A typical Spark application consists of a driver program that runs your main function and uses SparkContext to connect with cluster managers and execute tasks in parallel across executors.
Question:
Do I need a cluster to run a Spark application?
Answer:
No, you can run Spark on your local machine in “local mode” to develop and test your code. Later, the same code can scale to run on a real cluster with no or minimal changes.
Setting Up PySpark
Before we begin, ensure you have pyspark
installed. You can install it using pip:
pip install pyspark
Once installed, open your terminal or Jupyter Notebook to begin coding.
Writing Your First Spark Application
Let’s write a simple program that:
- Creates a Spark session
- Creates a list of numbers
- Converts the list into a Resilient Distributed Dataset (RDD)

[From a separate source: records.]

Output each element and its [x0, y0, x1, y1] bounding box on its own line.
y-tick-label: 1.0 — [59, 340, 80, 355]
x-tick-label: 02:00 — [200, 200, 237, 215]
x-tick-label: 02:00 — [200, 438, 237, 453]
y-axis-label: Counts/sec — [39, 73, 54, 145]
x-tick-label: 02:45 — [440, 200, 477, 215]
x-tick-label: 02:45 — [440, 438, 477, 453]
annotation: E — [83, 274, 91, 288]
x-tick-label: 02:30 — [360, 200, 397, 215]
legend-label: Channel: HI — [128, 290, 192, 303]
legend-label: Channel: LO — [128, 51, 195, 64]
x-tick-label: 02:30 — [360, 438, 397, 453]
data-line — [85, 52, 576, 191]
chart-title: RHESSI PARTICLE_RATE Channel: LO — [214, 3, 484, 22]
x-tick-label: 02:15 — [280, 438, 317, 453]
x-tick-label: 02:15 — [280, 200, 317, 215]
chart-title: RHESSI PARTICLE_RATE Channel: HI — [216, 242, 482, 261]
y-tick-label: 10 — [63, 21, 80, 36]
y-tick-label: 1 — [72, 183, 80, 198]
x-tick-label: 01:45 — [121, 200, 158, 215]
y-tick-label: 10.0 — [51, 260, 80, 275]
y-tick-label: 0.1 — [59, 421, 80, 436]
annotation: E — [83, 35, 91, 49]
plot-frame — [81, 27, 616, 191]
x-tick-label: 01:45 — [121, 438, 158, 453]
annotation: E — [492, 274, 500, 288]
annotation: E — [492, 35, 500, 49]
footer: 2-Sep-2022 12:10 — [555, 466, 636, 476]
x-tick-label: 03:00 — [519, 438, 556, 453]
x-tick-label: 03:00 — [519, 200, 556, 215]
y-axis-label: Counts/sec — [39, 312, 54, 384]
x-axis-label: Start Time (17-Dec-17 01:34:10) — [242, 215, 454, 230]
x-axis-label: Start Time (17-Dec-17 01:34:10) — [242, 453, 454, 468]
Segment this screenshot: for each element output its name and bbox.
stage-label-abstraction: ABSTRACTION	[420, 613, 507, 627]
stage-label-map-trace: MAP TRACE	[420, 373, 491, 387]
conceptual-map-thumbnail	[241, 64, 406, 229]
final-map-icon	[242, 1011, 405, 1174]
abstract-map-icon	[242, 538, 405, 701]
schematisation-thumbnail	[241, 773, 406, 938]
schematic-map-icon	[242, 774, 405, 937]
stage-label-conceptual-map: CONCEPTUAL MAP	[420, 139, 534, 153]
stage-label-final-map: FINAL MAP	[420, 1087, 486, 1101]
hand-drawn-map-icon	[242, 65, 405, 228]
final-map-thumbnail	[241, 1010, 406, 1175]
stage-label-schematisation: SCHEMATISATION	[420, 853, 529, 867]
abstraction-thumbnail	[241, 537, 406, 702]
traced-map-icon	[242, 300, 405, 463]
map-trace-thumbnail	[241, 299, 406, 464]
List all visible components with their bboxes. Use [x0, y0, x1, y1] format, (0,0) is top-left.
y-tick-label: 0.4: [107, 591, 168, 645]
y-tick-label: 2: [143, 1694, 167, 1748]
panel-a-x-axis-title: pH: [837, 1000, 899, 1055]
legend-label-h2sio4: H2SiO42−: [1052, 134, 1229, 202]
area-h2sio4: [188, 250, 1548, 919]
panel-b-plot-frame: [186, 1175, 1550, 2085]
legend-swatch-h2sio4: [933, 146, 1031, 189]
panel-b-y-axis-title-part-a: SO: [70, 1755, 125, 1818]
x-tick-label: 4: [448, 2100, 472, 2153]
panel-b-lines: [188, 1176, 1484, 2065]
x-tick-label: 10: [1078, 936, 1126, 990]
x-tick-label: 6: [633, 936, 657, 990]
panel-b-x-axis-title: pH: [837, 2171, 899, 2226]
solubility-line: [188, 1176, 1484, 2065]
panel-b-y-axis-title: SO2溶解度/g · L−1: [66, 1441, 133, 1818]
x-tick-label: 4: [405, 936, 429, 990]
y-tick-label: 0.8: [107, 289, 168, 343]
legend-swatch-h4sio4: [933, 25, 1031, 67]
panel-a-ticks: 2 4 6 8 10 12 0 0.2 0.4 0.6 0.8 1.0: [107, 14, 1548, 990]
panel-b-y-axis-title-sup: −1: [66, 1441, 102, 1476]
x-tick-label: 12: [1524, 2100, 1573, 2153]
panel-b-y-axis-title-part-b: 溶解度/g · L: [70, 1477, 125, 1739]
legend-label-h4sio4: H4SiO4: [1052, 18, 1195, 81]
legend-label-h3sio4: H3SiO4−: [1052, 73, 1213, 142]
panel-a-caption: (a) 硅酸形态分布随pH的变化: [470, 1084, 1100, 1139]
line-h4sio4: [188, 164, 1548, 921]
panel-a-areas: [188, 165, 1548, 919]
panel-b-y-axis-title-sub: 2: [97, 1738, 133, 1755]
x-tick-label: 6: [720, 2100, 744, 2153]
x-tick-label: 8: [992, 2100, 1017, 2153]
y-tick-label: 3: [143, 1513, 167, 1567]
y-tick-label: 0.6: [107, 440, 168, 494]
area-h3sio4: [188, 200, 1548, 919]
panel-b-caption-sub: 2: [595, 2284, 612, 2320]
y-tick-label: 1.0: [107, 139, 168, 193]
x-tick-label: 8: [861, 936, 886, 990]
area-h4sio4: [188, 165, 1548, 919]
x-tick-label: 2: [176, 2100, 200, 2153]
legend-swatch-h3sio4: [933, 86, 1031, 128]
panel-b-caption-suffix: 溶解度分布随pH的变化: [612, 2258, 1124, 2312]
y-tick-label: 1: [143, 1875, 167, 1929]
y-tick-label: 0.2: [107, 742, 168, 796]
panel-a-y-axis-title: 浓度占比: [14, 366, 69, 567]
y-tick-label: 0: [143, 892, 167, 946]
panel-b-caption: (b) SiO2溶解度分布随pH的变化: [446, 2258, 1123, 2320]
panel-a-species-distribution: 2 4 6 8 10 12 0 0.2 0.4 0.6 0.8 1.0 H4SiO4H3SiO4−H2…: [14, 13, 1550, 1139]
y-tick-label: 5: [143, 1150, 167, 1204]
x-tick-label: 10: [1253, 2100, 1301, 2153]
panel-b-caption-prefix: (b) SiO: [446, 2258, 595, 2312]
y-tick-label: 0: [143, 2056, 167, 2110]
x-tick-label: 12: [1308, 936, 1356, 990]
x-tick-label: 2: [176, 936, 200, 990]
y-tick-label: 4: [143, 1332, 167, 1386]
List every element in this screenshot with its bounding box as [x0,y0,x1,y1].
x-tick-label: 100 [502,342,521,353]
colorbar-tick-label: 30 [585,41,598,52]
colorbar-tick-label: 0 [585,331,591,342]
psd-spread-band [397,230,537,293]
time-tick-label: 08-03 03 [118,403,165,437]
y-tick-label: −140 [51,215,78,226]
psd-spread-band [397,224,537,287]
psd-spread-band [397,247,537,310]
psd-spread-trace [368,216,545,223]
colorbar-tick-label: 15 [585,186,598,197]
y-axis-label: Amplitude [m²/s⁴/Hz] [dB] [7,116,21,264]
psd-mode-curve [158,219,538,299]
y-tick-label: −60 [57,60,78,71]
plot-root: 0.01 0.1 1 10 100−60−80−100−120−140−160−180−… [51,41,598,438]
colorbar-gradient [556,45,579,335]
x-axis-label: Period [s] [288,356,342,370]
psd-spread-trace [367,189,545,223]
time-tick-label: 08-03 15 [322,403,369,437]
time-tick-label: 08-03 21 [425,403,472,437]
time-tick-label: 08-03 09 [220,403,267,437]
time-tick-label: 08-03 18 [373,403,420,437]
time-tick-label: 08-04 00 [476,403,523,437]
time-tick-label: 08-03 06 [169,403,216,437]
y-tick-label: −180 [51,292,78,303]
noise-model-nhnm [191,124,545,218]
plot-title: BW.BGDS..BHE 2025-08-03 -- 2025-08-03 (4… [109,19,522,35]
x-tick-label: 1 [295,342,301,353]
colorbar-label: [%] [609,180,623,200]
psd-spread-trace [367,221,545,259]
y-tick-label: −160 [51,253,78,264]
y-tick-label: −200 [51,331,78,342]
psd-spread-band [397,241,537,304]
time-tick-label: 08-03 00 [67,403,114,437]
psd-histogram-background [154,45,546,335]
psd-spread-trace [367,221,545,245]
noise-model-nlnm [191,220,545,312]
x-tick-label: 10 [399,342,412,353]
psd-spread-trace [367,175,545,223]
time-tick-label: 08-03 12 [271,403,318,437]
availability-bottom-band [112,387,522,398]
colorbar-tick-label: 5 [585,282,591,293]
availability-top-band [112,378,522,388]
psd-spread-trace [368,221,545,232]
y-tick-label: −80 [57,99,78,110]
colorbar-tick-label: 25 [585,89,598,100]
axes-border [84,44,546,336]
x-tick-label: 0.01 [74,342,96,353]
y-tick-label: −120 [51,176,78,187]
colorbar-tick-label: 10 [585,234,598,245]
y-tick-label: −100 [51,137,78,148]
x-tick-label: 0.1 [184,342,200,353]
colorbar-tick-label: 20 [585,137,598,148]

- Performs a simple transformation
- Collects and prints the result
PySpark Code
from pyspark.sql import SparkSession
# Step 1: Create Spark Session
spark = SparkSession.builder
.appName("FirstSparkApp")
.master("local[*]")
.getOrCreate()
# Step 2: Get Spark Context from Session
sc = spark.sparkContext
# Step 3: Create a list and parallelize into RDD
data = [1, 2, 3, 4, 5]
rdd = sc.parallelize(data)
# Step 4: Apply transformation (square each element)
squared_rdd = rdd.map(lambda x: x * x)
# Step 5: Collect the result
result = squared_rdd.collect()
# Step 6: Print the output
print("Squared Numbers:", result)
# Stop Spark Session
spark.stop()
Output
Squared Numbers: [1, 4, 9, 16, 25]
Step-by-Step Code Explanation
- SparkSession: Entry point for using DataFrame and SQL APIs. It also gives access to SparkContext, which is used to work with RDDs.
- parallelize(): Converts a normal Python list into a distributed dataset (RDD).
- map(): A transformation that applies a function to each element of the RDD.
- collect(): An action that retrieves the entire result from the distributed dataset back to the driver program.
Question:
Why do we need collect()
at the end?
Answer:
Until you call an action like collect()
or count()
, Spark doesn’t actually execute anything. This is because Spark uses lazy evaluation — it builds a plan of transformations first, and only when an action is called does it execute the operations.
Running This Code
You can run this script:
- From a terminal using:
python my_spark_app.py
- Inside Jupyter Notebook after installing pyspark
- Or via an IDE like PyCharm or VS Code
Summary
Congratulations! You've just run your first Apache Spark application. You created an RDD, performed a transformation, and executed an action. As we move forward, we’ll explore working with structured data using DataFrames, SQL, and machine learning pipelines.